CCPA (California Residents)
- Right to Know — what personal information we collect and disclose.
- Right to Delete — request deletion of your information.
- Right to Opt-Out — we do not sell personal information.
- Non-Discrimination — we will not discriminate for exercising your rights.
To exercise your rights, contact help@sosync.online. We will respond within 30 days.
8. Children's Privacy
The Service is not directed to children under 16. We do not knowingly collect data from children. If you believe a child has provided us with personal information, contact us and we will delete it promptly.

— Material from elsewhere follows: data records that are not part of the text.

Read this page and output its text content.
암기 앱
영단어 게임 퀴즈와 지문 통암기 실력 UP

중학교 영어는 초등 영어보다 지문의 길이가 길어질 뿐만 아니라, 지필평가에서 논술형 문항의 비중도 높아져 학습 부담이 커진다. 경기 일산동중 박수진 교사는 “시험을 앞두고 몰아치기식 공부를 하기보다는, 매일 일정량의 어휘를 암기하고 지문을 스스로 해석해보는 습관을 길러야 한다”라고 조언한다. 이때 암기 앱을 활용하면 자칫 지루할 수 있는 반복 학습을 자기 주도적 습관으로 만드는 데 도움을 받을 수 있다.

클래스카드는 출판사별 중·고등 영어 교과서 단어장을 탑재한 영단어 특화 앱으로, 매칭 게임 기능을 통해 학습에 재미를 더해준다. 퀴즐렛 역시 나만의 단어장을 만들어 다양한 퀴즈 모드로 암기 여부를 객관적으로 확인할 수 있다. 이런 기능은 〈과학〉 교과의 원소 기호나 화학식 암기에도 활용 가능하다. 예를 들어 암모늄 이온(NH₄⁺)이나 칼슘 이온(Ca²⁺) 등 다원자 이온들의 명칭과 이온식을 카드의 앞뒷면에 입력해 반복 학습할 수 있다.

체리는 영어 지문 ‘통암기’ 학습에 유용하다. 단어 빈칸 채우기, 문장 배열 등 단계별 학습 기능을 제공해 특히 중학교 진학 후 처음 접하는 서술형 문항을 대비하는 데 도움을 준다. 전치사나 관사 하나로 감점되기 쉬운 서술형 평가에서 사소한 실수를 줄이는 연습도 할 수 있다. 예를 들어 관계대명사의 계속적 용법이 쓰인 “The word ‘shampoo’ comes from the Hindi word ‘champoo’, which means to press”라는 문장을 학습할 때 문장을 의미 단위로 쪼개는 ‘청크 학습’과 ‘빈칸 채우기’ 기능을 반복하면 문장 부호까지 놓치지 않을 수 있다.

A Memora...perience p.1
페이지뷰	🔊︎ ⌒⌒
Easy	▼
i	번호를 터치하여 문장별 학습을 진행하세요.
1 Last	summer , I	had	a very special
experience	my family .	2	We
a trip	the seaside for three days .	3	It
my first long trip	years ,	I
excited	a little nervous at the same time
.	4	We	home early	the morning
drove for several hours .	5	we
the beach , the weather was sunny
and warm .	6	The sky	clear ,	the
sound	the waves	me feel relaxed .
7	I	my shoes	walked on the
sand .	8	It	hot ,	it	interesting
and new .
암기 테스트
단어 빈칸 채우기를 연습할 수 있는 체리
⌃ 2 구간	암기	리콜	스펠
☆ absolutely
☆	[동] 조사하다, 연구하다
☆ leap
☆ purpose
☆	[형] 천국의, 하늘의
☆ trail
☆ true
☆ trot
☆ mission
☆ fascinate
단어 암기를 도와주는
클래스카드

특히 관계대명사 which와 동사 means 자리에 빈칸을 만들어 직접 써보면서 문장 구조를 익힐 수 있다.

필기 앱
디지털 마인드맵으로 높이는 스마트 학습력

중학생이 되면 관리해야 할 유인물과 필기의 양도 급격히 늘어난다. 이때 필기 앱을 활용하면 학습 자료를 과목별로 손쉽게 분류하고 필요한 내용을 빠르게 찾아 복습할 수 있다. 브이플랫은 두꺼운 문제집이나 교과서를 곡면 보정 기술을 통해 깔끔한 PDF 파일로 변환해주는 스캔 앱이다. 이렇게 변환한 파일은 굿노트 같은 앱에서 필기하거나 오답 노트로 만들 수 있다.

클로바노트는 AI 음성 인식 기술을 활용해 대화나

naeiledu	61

9. International Data Transfers
Your data may be transferred across international borders. We take appropriate safeguards to ensure protection in accordance with this Policy and applicable law.
10. Cookies and Local Storage
SoSync uses one functional cookie (sidebar:state, 7-day duration) for UI
preference. We do not use advertising, analytics, or third-party tracking
cookies.
Authentication tokens and a cached user profile are stored in your browser's local storage. This data stays on your device and is not shared. You can clear it by logging out.
11. Changes to This Policy
We may update this Policy. Material changes will be announced via updated date, email notification, or in-app notice. Continued use after changes constitutes acceptance.
12. Data Breach Notification
In the event of a breach, we will notify the relevant supervisory authority within 72 hours (where required by GDPR) and affected users without undue delay.